Theorem:
If $f: [a,b] \to \Bbb R$ is Riemann-integrable, then $f$ is Lebesgue-integrable, and:
$$ \int_a^b f(x) dx = \int_{[a,b]} fd\lambda$$
Here is the proof: (assuming that we know that step functions are Lebesgue integrable and that their Riemann integral coincides with their Lebesgue one)

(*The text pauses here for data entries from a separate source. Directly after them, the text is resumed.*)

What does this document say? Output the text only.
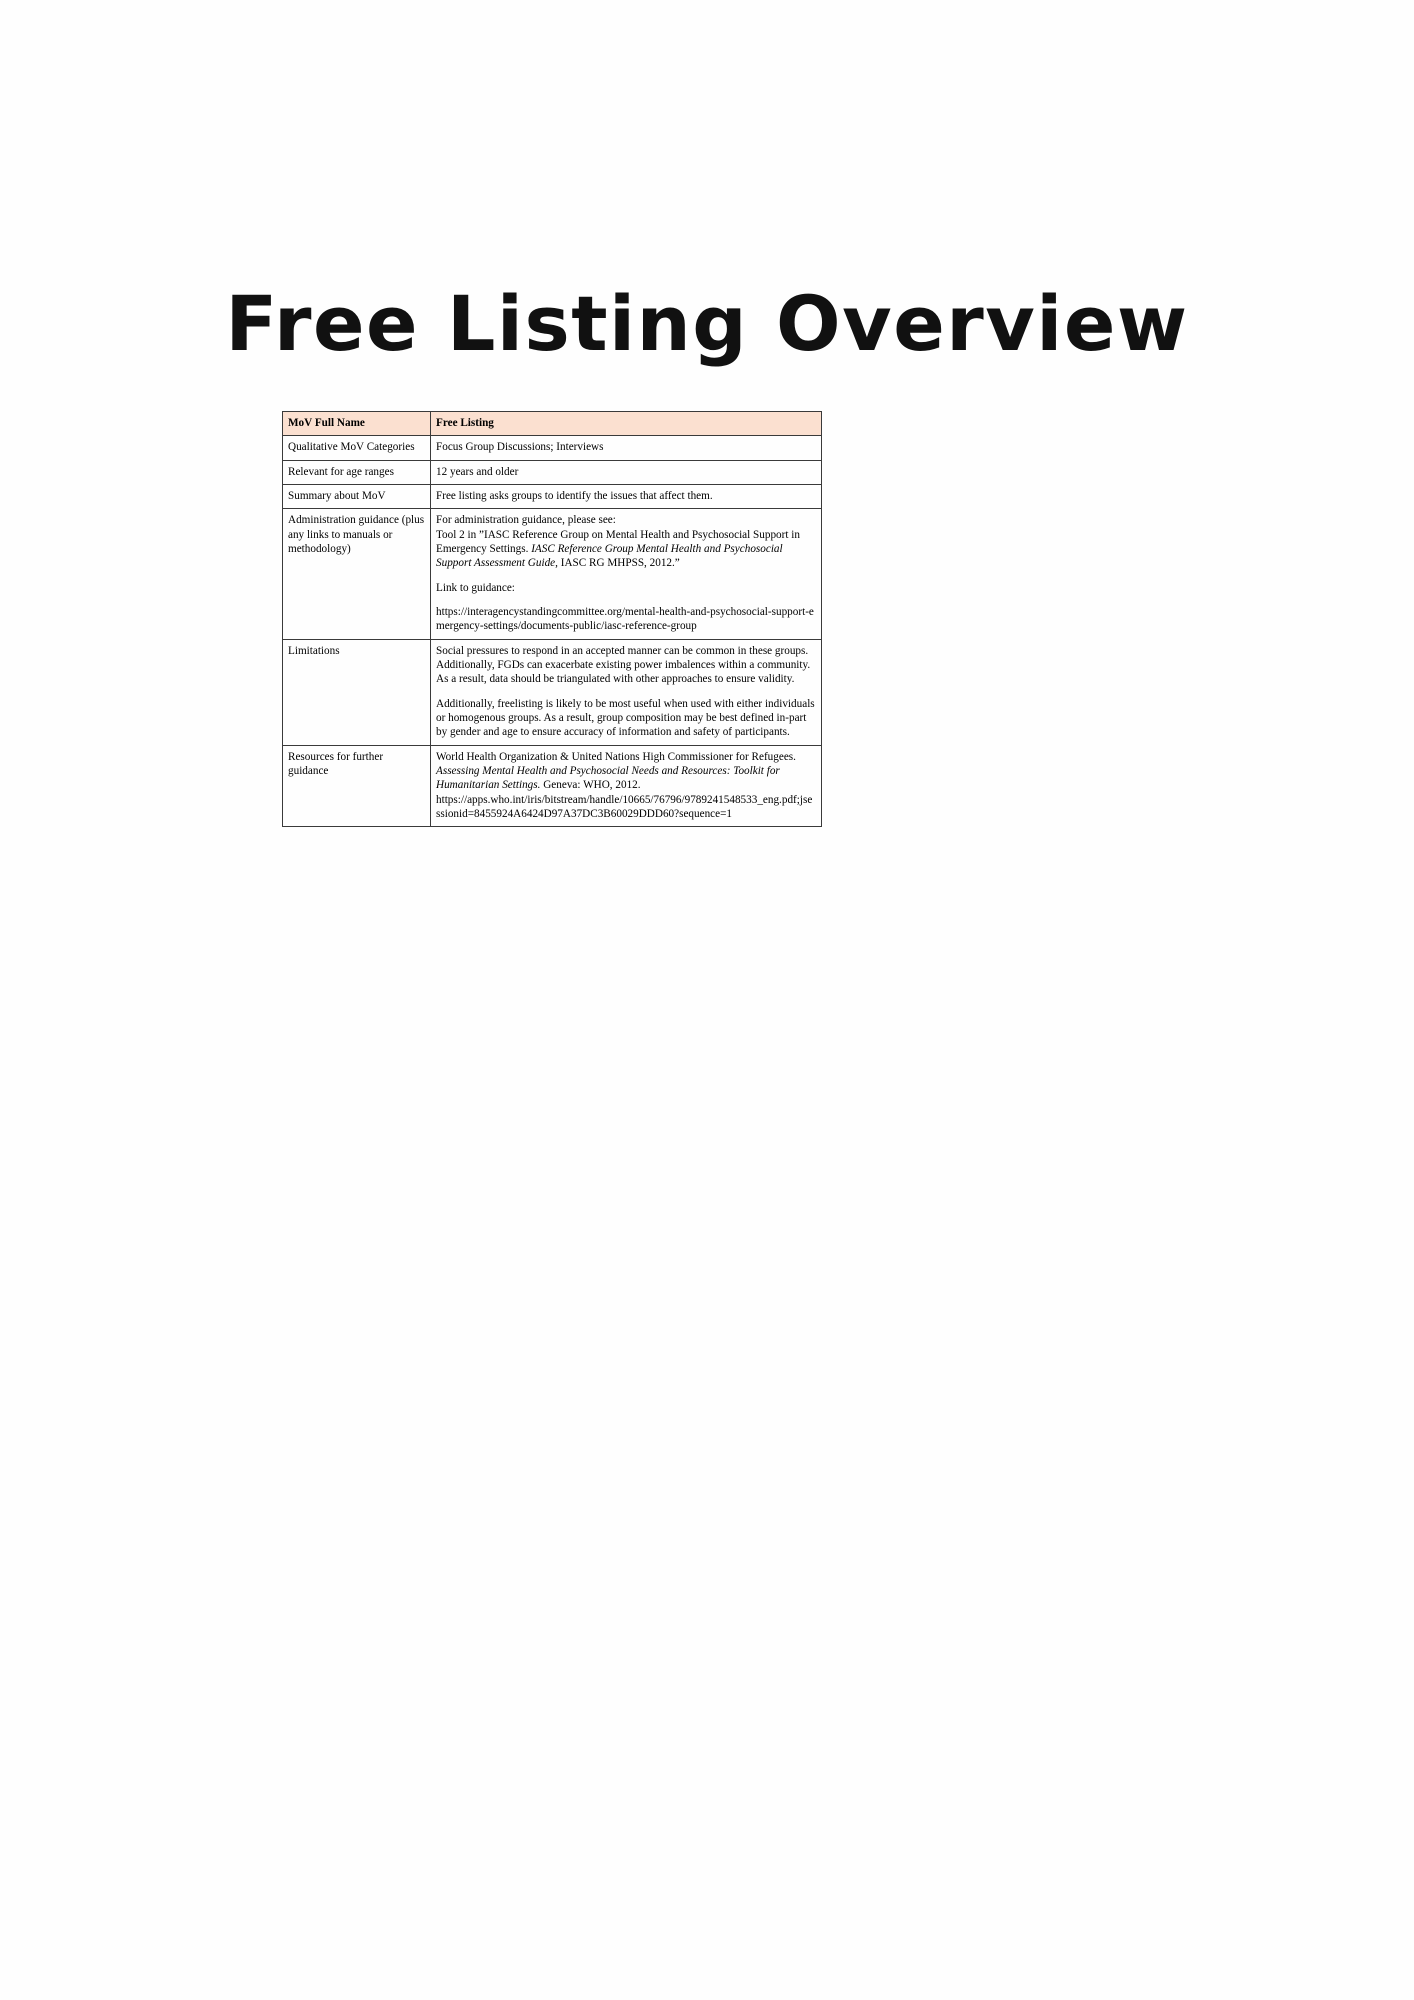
Free Listing Overview
MoV Full Name	Free Listing
Qualitative MoV Categories	Focus Group Discussions; Interviews
Relevant for age ranges	12 years and older
Summary about MoV	Free listing asks groups to identify the issues that affect them.
Administration guidance (plus any links to manuals or methodology)	For administration guidance, please see:

Tool 2 in ”IASC Reference Group on Mental Health and Psychosocial Support in Emergency Settings. IASC Reference Group Mental Health and Psychosocial Support Assessment Guide, IASC RG MHPSS, 2012.”

Link to guidance:

https://interagencystandingcommittee.org/mental-health-and-psychosocial-support-emergency-settings/documents-public/iasc-reference-group

Limitations	Social pressures to respond in an accepted manner can be common in these groups. Additionally, FGDs can exacerbate existing power imbalences within a community. As a result, data should be triangulated with other approaches to ensure validity.

Additionally, freelisting is likely to be most useful when used with either individuals or homogenous groups. As a result, group composition may be best defined in-part by gender and age to ensure accuracy of information and safety of participants.

Resources for further guidance	World Health Organization & United Nations High Commissioner for Refugees. Assessing Mental Health and Psychosocial Needs and Resources: Toolkit for Humanitarian Settings. Geneva: WHO, 2012.

https://apps.who.int/iris/bitstream/handle/10665/76796/9789241548533_eng.pdf;jsessionid=8455924A6424D97A37DC3B60029DDD60?sequence=1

The Riemann-integrability of $f$ implies the existence of two sequences of step functions $(g_n) \uparrow$ and $(h_n) \downarrow$, such that $g_n \le f \le h_n$ for all $n$, and:
$\int_a^b (h_n(x) - g_n(x))dx \to 0$ $(\star)$
$\int_a^b f(x) dx = \lim \int_a^bg_n(x)dx$
It is easy to see that $(g_n)$ and $(h_n)$ converge pointwise to some $g$ and $h$ $\in L^1$ (respectively).
Letting $\gamma = |g_1| + |h_1|$, we get that $h_n - g_n \le \gamma$ for all $n$, and $\gamma \in L^1$ being the sum of two $L^1$ functions. Moreover, $h_n - g_n \to h - g$ is a sequence of $L^1$ functions converging to an $L^1$ function. Therefore, by LDCT, we get:
$$\int_{[a,b]} (h_n - g_n) d \lambda \to \int_{[a,b]} (h - g) d \lambda$$
Which implies that:
$$\int_{[a,b]} (h - g) d \lambda = 0$$
Hence $h - g = 0$ $\lambda-$a.e. since it is $\ge 0$, i.e. $h = g$ $\lambda-$a.e.
Now, $g \le f \le h$, hence $f = g$ $\lambda-$a.e.
But from this, we can only conclude that $f$ is measurable with respect to the Lebesgue $\sigma-$algebra on $[a,b]$, and not the Borel one.
Are we assuming the Lebesgue $\sigma-$algebra on $[a,b]$? If not, how can we prove that $f$ is measurable?
The rest of the proof becomes straightforward.
A Riemann-integrable function is not necessarily Borel, see A Riemann integrable function $f$ on a bounded interval $[a, b]$ is measurable with respect to the Borel measure on $[a,b]$?
So you are going to have to assume you are working with the Lebesgue $\sigma$-algebra if you want to get a true theorem.